È un po’ così anche per la nostra mente e per il nostro cuore quando la vita ci mette davanti una situazione tanto dolorosa e tanto indigesta. Il fallimento di un matrimonio è proprio una di queste. Anche se oggi si potrebbe avere l’impressione che non sia così, tanto cresce la frequenza delle separazioni: pensate che, al momento, ogni anno in Italia ci sono 85.000 separazioni e 54.000 divorzi.
Ma non è la frequenza di un fenomeno che ne alleggerisce la portata per la nostra mente. Ogni fallimento è unico. Perché è il ‘mio’ fallimento! Il cuore non legge le statistiche, lui sente il suo dolore.
Lei, Aldo, dice che con i suoi figli ha un buon rapporto. Di certo questo è un fatto assolutamente positivo. Per loro e per lei.
Ma è necessario che lei possa ritrovare la strada per riaprire un dialogo con la sua ex. Ci vorrà del tempo, ma sarà necessario farlo. Per due ragioni principalmente. Una prima riguarda i suoi figli. Anzi, i vostri figli. Per loro il babbo e la mamma sono le loro due ‘metà’ che, per vivere, hanno bisogno di ritrovarsi insieme: possono anche stare concretamente in due case separate, ma non possono restare ‘separate’ da rancori e ostilità.
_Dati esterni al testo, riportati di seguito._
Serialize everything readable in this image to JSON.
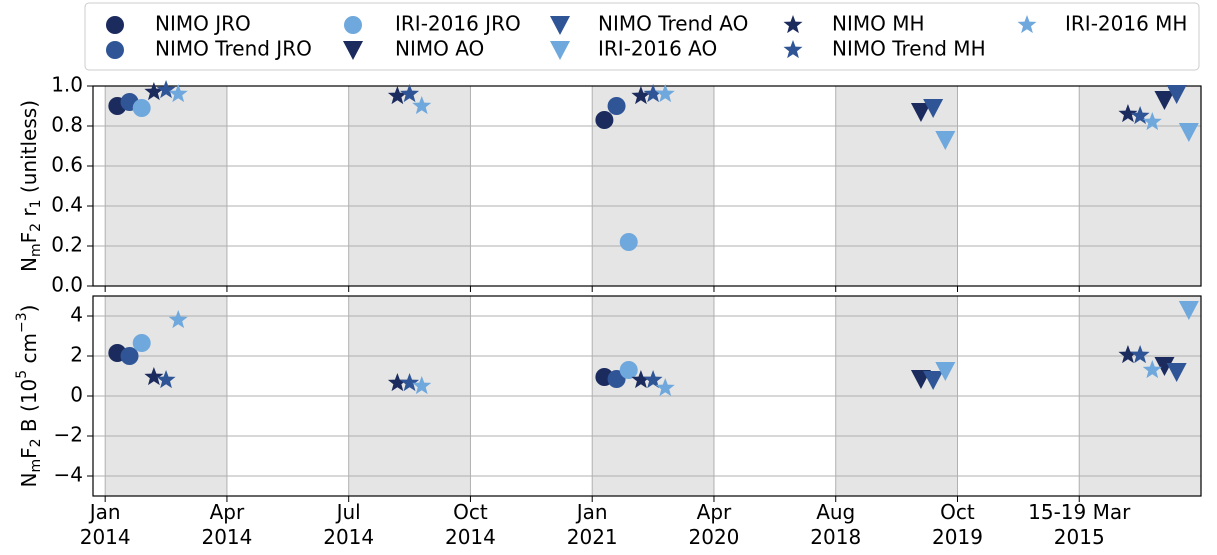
{
  "chart_data": [
    {
      "type": "scatter",
      "ylabel": [
        {
          "text": "N"
        },
        {
          "text": "m",
          "shift": "sub"
        },
        {
          "text": "F"
        },
        {
          "text": "2",
          "shift": "sub"
        },
        {
          "text": " r"
        },
        {
          "text": "1",
          "shift": "sub"
        },
        {
          "text": " (unitless)"
        }
      ],
      "xlim": [
        -0.1,
        9
      ],
      "xticks": [
        0,
        1,
        2,
        3,
        4,
        5,
        6,
        7,
        8
      ],
      "ylim": [
        0,
        1
      ],
      "yticks": [
        {
          "value": 0,
          "label": "0.0"
        },
        {
          "value": 0.2,
          "label": "0.2"
        },
        {
          "value": 0.4,
          "label": "0.4"
        },
        {
          "value": 0.6,
          "label": "0.6"
        },
        {
          "value": 0.8,
          "label": "0.8"
        },
        {
          "value": 1,
          "label": "1.0"
        }
      ],
      "grid": true,
      "shade_spans": [
        [
          0,
          1
        ],
        [
          2,
          3
        ],
        [
          4,
          5
        ],
        [
          6,
          7
        ],
        [
          8,
          9
        ]
      ],
      "shade_color": "#e5e5e5",
      "series": [
        {
          "name": "NIMO JRO",
          "color": "#1c2b5e",
          "marker": "circle",
          "x": [
            0.1,
            4.1
          ],
          "values": [
            0.9,
            0.83
          ]
        },
        {
          "name": "NIMO Trend JRO",
          "color": "#2f5597",
          "marker": "circle",
          "x": [
            0.2,
            4.2
          ],
          "values": [
            0.92,
            0.9
          ]
        },
        {
          "name": "IRI-2016 JRO",
          "color": "#6fa8dc",
          "marker": "circle",
          "x": [
            0.3,
            4.3
          ],
          "values": [
            0.89,
            0.22
          ]
        },
        {
          "name": "NIMO AO",
          "color": "#1c2b5e",
          "marker": "triangle",
          "x": [
            6.7,
            8.7
          ],
          "values": [
            0.87,
            0.93
          ]
        },
        {
          "name": "NIMO Trend AO",
          "color": "#2f5597",
          "marker": "triangle",
          "x": [
            6.8,
            8.8
          ],
          "values": [
            0.89,
            0.96
          ]
        },
        {
          "name": "IRI-2016 AO",
          "color": "#6fa8dc",
          "marker": "triangle",
          "x": [
            6.9,
            8.9
          ],
          "values": [
            0.73,
            0.77
          ]
        },
        {
          "name": "NIMO MH",
          "color": "#1c2b5e",
          "marker": "star",
          "x": [
            0.4,
            2.4,
            4.4,
            8.4
          ],
          "values": [
            0.97,
            0.95,
            0.95,
            0.86
          ]
        },
        {
          "name": "NIMO Trend MH",
          "color": "#2f5597",
          "marker": "star",
          "x": [
            0.5,
            2.5,
            4.5,
            8.5
          ],
          "values": [
            0.98,
            0.96,
            0.96,
            0.85
          ]
        },
        {
          "name": "IRI-2016 MH",
          "color": "#6fa8dc",
          "marker": "star",
          "x": [
            0.6,
            2.6,
            4.6,
            8.6
          ],
          "values": [
            0.96,
            0.9,
            0.96,
            0.82
          ]
        }
      ]
    },
    {
      "type": "scatter",
      "ylabel": [
        {
          "text": "N"
        },
        {
          "text": "m",
          "shift": "sub"
        },
        {
          "text": "F"
        },
        {
          "text": "2",
          "shift": "sub"
        },
        {
          "text": " B (10"
        },
        {
          "text": "5",
          "shift": "sup"
        },
        {
          "text": " cm"
        },
        {
          "text": "−3",
          "shift": "sup"
        },
        {
          "text": ")"
        }
      ],
      "xlim": [
        -0.1,
        9
      ],
      "xticks": [
        {
          "value": 0,
          "label": [
            "Jan",
            "2014"
          ]
        },
        {
          "value": 1,
          "label": [
            "Apr",
            "2014"
          ]
        },
        {
          "value": 2,
          "label": [
            "Jul",
            "2014"
          ]
        },
        {
          "value": 3,
          "label": [
            "Oct",
            "2014"
          ]
        },
        {
          "value": 4,
          "label": [
            "Jan",
            "2021"
          ]
        },
        {
          "value": 5,
          "label": [
            "Apr",
            "2020"
          ]
        },
        {
          "value": 6,
          "label": [
            "Aug",
            "2018"
          ]
        },
        {
          "value": 7,
          "label": [
            "Oct",
            "2019"
          ]
        },
        {
          "value": 8,
          "label": [
            "15-19 Mar",
            "2015"
          ]
        }
      ],
      "ylim": [
        -5,
        5
      ],
      "yticks": [
        {
          "value": -4,
          "label": "−4"
        },
        {
          "value": -2,
          "label": "−2"
        },
        0,
        2,
        4
      ],
      "grid": true,
      "shade_spans": [
        [
          0,
          1
        ],
        [
          2,
          3
        ],
        [
          4,
          5
        ],
        [
          6,
          7
        ],
        [
          8,
          9
        ]
      ],
      "shade_color": "#e5e5e5",
      "series": [
        {
          "color": "#1c2b5e",
          "marker": "circle",
          "x": [
            0.1,
            4.1
          ],
          "values": [
            2.15,
            0.95
          ]
        },
        {
          "color": "#2f5597",
          "marker": "circle",
          "x": [
            0.2,
            4.2
          ],
          "values": [
            2.0,
            0.85
          ]
        },
        {
          "color": "#6fa8dc",
          "marker": "circle",
          "x": [
            0.3,
            4.3
          ],
          "values": [
            2.65,
            1.3
          ]
        },
        {
          "color": "#1c2b5e",
          "marker": "triangle",
          "x": [
            6.7,
            8.7
          ],
          "values": [
            0.85,
            1.5
          ]
        },
        {
          "color": "#2f5597",
          "marker": "triangle",
          "x": [
            6.8,
            8.8
          ],
          "values": [
            0.8,
            1.2
          ]
        },
        {
          "color": "#6fa8dc",
          "marker": "triangle",
          "x": [
            6.9,
            8.9
          ],
          "values": [
            1.25,
            4.3
          ]
        },
        {
          "color": "#1c2b5e",
          "marker": "star",
          "x": [
            0.4,
            2.4,
            4.4,
            8.4
          ],
          "values": [
            0.95,
            0.65,
            0.8,
            2.05
          ]
        },
        {
          "color": "#2f5597",
          "marker": "star",
          "x": [
            0.5,
            2.5,
            4.5,
            8.5
          ],
          "values": [
            0.8,
            0.65,
            0.8,
            2.05
          ]
        },
        {
          "color": "#6fa8dc",
          "marker": "star",
          "x": [
            0.6,
            2.6,
            4.6,
            8.6
          ],
          "values": [
            3.8,
            0.5,
            0.4,
            1.3
          ]
        }
      ]
    }
  ]
}
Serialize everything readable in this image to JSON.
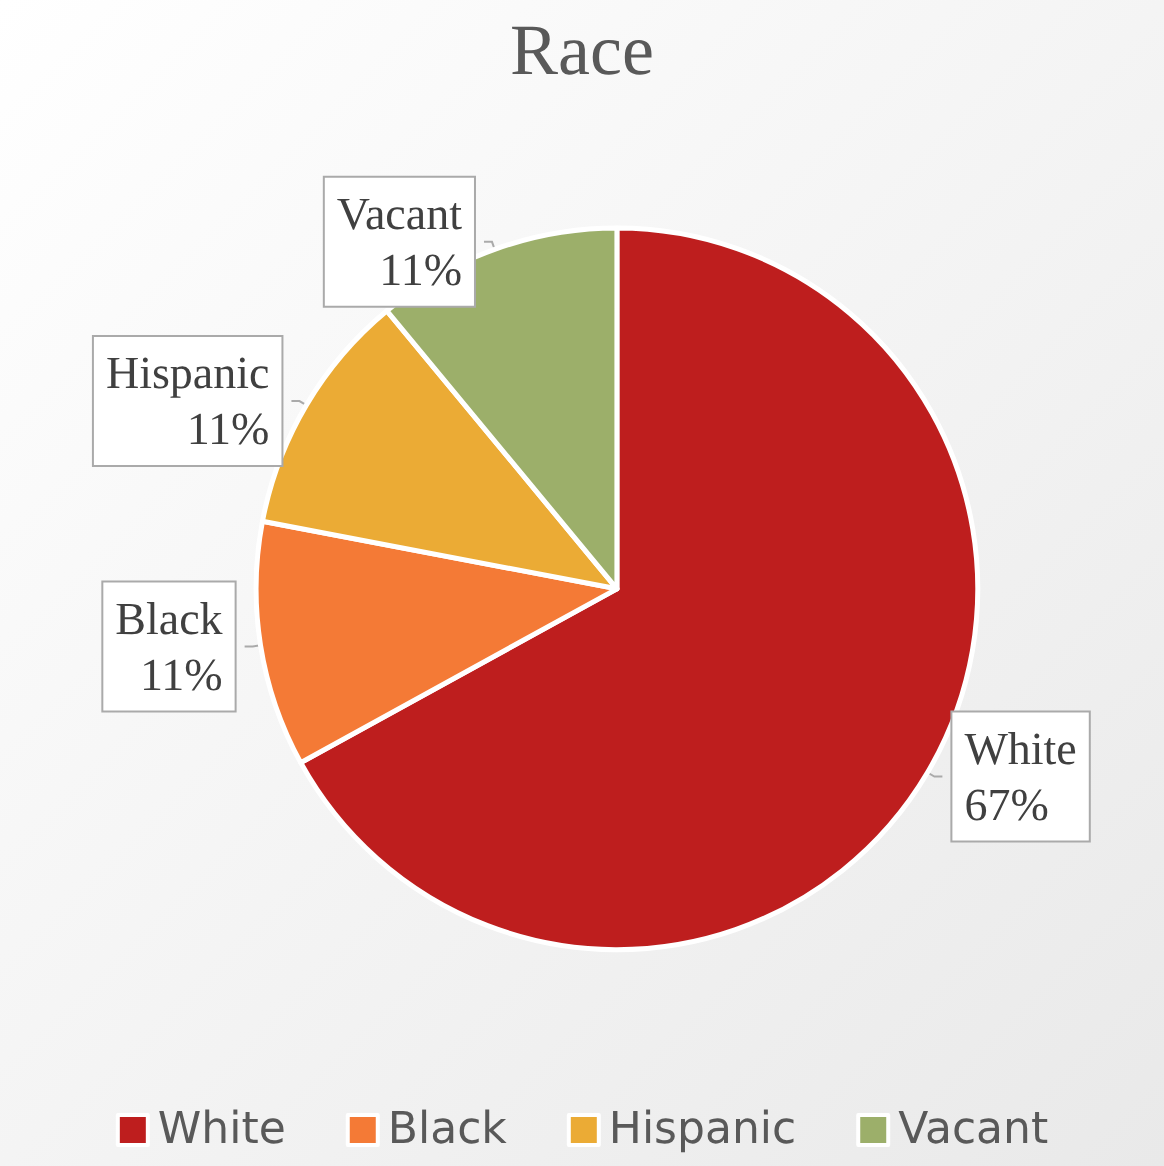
{
  "chart_data": {
    "type": "pie",
    "title": "Race",
    "categories": [
      "White",
      "Black",
      "Hispanic",
      "Vacant"
    ],
    "values": [
      67,
      11,
      11,
      11
    ],
    "value_labels": [
      "67%",
      "11%",
      "11%",
      "11%"
    ],
    "colors": [
      "#be1e1e",
      "#f47a36",
      "#ebab35",
      "#9caf6a"
    ],
    "legend": "bottom"
  }
}
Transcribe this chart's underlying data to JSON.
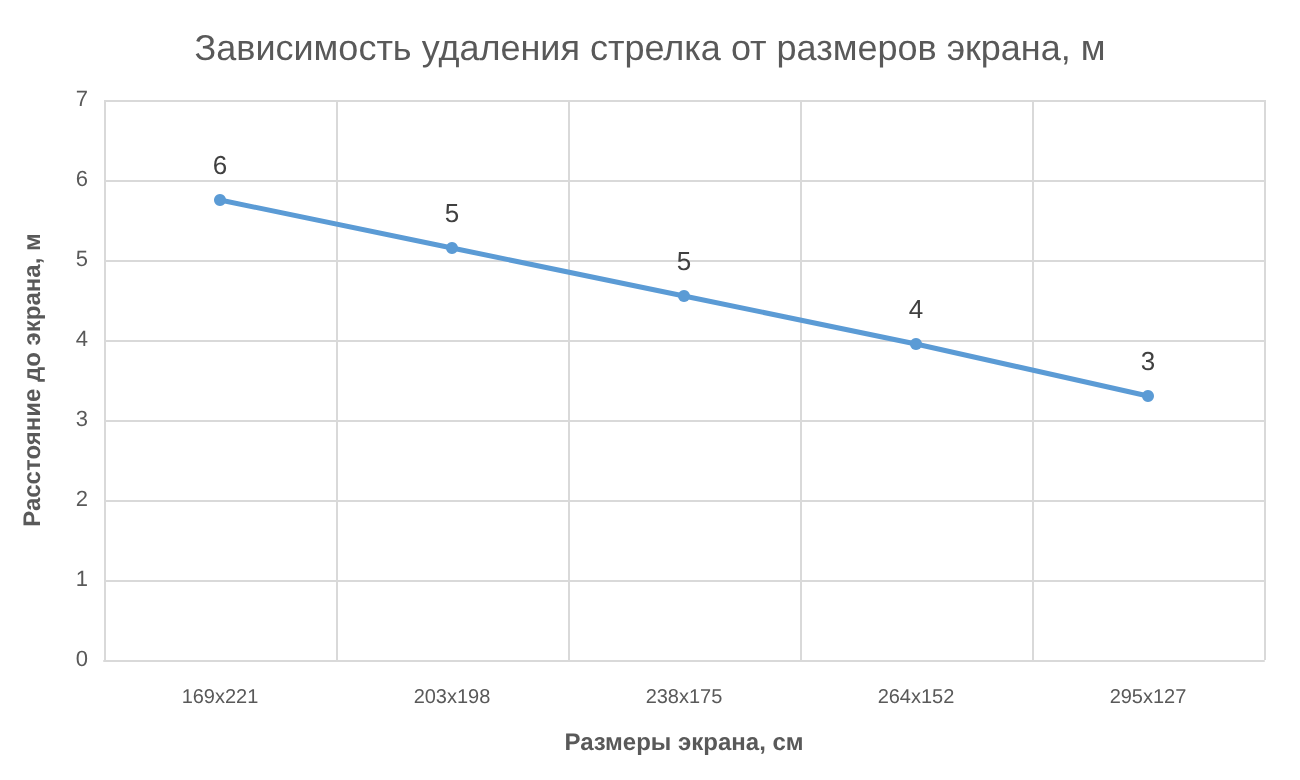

L’altra ragione riguarda lei. Conservare rancori nel nostro cuore fa male a noi stessi. Ci logora. Ci consuma energia vitale. Ci vorrà ancora del tempo perché lei possa ritrovare la strada di un dialogo, ma non ceda alla tentazione di volergliela ‘far pagare’ a tutti costi a sua moglie. Non ne guadagnerebbe nessuno. Neanche lei.
La ringrazio, Aldo, per averci dato l’occasione di riflettere su questi temi. Ci ritorneremo sicuramente, perché sono troppo importanti per essere liquidati in poche righe.